Rafe shrugged. “No way to know. Some people beast out fast — usually if they’re infected with some kind of reptile. But most people stay sane for years, like Sid. We call them —”
“Manimals!”
“If you knew, why’d you ask?”
“I didn’t know I knew.” So, my dad’s stories were true, right down to the details. I’d loved the manimals he’d described, with their distinct personalities, often squabbling, sometimes eccentric, but almost always friendly. They walked upright and would offer the little girl help or advice when she got lost in the magical forest.
And that’s what Chorda was! A manimal, not a feral. He could talk; he was sane.
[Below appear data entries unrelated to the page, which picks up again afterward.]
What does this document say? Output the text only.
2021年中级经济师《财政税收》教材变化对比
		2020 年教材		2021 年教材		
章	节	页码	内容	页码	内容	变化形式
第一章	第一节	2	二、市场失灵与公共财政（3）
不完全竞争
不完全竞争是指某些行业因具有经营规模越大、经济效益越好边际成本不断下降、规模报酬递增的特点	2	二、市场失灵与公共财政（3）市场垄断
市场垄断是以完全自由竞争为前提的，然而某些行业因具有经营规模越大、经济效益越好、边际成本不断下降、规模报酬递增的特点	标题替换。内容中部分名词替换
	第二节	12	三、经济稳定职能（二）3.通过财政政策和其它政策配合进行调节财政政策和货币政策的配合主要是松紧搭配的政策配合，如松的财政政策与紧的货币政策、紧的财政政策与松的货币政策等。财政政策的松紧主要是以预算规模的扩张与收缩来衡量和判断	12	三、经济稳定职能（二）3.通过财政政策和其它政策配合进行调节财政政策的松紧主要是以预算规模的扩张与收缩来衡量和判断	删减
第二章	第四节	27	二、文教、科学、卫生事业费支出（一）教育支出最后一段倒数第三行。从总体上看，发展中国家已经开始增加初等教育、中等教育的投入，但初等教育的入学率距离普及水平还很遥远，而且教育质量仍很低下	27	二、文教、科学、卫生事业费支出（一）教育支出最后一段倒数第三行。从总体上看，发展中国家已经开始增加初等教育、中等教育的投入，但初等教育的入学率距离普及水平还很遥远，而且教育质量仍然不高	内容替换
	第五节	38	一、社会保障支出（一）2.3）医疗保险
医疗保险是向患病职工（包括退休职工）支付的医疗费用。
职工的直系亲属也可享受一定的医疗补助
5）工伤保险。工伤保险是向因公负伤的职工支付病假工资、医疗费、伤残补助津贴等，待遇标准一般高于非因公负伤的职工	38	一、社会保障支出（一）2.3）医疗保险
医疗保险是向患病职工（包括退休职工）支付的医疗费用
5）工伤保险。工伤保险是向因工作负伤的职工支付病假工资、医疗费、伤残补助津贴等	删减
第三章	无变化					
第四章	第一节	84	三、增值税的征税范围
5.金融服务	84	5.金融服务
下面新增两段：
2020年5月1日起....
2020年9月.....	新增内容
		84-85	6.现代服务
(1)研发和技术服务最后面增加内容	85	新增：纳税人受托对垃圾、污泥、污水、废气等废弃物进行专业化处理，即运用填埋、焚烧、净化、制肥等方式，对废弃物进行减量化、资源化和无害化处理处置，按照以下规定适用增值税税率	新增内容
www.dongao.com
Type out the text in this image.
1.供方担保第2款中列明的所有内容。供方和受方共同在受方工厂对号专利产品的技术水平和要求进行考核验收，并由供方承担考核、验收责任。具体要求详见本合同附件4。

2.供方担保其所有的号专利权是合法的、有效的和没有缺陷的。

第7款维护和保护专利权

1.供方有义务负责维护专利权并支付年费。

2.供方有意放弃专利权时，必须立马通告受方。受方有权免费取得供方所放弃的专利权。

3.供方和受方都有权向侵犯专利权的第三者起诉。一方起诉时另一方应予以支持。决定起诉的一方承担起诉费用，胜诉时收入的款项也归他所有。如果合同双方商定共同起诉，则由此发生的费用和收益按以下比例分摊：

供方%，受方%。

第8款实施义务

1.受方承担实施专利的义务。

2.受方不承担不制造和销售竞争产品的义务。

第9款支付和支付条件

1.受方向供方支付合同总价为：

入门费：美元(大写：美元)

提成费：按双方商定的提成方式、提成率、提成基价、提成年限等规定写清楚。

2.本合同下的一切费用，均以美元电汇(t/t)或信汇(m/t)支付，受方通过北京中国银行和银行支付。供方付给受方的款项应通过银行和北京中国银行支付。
I had been right to stop Rafe from killing him, even if Rafe didn’t want to admit it.
“Sid has Ferae,” Rafe went on, “and he’s mutating, but he’s not feral…. Not yet.”
“But he will be someday for sure?”
“They all think they can beat it, that their human side will stay dominant, but the beast always wins. Sooner or later, every one of them turns into a slobbering animal.”
His words gave me the sick feeling of free-falling. “That’s — that’s awful.”
“For them,” he said coldly. “What you need to know is that they can turn without warning. One minute you’re out scavenging together, the next, she’s leaping for your throat.”
“She?”
“Or he.” Rafe glanced away. “No one’s immune. Which is why most compounds have a sundown law. Manimals can visit during the day to trade or see their families, but they have to be out by sundown. Moline is the only place I’ve seen that lets them live inside the compound along with the humans. It’s stupid, taking that kind of risk when everyone knows manimals are walking, talking time bombs.”
“Nobody asked you,” growled a voice behind us. I turned to see a manimal whose oversized teeth protruded from his elongated face, while his hair seemed to grow naturally into a mohawk. I tried not to recoil, but couldn’t completely hide my alarm at the horse-man’s distorted features. So far, these people were nothing like the charming creatures I’d imagined whenever my father added a lemur-man or a camel-girl to a story. Nor were they alluring like Chorda.